Strategic focus and pipeline overview

• Advancing two clinical-stage autoimmune therapeutics: claseprubart (neuromuscular) and DNTH212 (rheumatology), both with best-in-disease and pipeline-in-a-product potential.

• Claseprubart targets convenient, infrequent subcutaneous self-administration and has shown positive Phase 2 results in gMG, early Phase 3 progress in CIDP, and clinical proof-of-concept in MMN.

• DNTH212 is a bifunctional BDCA2 and BAFF/APRIL inhibitor, demonstrating superior in vitro efficacy and targeting multiple autoimmune diseases with infrequent dosing.

• Strong financial position with ~$1.2B in cash and runway expected into 2030 to fund multiple catalysts.

Claseprubart clinical data and market opportunity

• Phase 2 MaGic trial in gMG showed rapid, sustained, and statistically significant improvements in MG-ADL and QMG scores versus placebo, with robust responder rates and favorable safety profile.

• Over 60% of patients achieved ≥5-point improvement in MG-ADL and QMG; 37% reached minimal symptom expression at Week 13.

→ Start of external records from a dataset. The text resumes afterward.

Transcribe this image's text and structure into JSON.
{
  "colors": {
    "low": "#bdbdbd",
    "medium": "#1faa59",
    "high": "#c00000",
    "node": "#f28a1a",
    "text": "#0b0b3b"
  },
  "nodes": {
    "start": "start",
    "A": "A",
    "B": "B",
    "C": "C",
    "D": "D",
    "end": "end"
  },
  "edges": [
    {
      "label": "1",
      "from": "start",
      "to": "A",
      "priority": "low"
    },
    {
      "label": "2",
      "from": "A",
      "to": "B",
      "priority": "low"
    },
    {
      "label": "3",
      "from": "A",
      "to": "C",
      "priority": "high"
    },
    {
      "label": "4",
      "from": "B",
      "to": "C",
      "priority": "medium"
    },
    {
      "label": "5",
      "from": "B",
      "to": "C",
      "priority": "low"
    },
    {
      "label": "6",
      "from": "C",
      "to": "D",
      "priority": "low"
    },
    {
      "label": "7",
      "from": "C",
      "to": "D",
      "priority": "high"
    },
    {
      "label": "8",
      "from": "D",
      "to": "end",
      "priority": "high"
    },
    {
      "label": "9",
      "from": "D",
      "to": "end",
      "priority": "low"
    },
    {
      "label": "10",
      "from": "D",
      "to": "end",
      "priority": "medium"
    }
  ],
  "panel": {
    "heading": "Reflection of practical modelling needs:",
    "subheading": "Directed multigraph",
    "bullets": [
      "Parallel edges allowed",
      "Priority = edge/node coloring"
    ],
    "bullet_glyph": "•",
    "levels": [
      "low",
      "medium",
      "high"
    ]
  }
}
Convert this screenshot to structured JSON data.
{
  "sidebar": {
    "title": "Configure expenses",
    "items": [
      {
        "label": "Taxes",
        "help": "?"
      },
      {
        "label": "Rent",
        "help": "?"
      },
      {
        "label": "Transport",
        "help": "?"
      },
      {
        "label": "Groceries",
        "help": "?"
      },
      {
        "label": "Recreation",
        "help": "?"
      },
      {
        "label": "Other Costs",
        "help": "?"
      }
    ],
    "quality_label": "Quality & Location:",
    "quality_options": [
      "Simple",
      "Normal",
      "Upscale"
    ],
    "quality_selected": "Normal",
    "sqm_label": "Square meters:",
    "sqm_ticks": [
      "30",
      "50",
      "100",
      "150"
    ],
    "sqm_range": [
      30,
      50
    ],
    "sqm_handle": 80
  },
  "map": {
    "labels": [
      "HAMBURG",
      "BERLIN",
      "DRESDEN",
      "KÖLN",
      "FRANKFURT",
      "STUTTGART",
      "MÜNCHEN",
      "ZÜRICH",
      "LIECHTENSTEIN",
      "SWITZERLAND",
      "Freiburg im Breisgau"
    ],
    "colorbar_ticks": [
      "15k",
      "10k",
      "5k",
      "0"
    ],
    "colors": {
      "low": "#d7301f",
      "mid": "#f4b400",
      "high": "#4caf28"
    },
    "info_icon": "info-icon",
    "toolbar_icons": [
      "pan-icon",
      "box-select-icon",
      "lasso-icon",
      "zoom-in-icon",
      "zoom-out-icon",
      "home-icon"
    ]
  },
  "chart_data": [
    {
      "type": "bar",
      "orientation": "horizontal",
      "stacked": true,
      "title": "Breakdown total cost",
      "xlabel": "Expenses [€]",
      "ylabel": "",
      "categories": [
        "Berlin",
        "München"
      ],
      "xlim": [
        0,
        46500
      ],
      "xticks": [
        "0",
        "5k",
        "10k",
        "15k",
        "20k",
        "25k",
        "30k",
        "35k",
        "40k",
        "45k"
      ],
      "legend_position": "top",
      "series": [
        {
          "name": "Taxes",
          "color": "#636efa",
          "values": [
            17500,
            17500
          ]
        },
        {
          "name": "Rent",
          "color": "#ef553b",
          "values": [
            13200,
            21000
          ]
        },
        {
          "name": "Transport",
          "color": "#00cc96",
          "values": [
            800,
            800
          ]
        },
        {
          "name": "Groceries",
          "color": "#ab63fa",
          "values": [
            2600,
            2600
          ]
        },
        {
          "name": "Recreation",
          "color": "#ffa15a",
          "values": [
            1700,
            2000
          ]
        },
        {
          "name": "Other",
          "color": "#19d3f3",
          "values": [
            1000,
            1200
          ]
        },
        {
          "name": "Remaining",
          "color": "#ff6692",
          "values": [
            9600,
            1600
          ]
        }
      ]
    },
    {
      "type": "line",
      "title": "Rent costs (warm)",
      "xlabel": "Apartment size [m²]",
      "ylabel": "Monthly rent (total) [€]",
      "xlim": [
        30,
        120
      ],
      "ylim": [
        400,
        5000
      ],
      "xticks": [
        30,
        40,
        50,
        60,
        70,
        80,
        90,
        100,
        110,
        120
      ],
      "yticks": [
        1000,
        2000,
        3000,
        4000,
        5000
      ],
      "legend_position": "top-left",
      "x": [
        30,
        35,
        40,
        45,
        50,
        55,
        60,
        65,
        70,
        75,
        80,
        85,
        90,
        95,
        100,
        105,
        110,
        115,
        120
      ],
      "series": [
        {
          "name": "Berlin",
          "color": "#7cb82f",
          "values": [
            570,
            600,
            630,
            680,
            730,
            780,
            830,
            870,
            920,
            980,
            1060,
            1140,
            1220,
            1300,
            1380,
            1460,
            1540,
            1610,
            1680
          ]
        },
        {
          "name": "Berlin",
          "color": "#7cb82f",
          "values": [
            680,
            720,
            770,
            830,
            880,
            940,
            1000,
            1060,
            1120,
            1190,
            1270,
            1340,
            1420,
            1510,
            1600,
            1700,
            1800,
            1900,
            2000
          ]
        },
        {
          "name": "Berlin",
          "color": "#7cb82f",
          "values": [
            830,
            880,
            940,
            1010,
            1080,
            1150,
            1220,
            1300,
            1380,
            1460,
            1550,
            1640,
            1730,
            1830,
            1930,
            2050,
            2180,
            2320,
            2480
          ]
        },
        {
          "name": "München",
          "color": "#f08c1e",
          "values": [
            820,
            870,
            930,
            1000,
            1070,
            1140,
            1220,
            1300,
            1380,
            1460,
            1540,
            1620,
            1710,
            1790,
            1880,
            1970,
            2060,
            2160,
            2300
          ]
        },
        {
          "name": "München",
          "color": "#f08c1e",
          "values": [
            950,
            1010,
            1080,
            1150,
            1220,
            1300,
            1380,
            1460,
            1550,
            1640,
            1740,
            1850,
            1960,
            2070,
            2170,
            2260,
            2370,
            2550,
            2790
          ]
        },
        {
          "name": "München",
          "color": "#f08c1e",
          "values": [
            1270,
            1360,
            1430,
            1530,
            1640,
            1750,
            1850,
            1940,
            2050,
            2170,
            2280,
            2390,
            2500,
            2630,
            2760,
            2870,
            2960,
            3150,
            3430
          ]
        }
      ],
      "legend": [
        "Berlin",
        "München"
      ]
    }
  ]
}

• Comparable or superior efficacy to C5 inhibitors and FcRn therapies, with potential for first-line biologic use in large, growing neuromuscular markets (gMG, CIDP, MMN).

• Phase 3 EMERGE trial in gMG and CAPTIVATE in CIDP are ongoing, with top-line data expected in 2H'28 and YE'26, respectively.

Competitive differentiation and safety

• Claseprubart offers upstream complement inhibition, potentially providing broader efficacy and preserving immune function compared to C5 inhibitors.

• Demonstrated favorable safety profile with no boxed warning, REMS, or serious infection signals, differentiating from existing complement inhibitors.

• Designed for patient-friendly, rapid (<10s), self-administered autoinjector dosing every 2 or 4 weeks.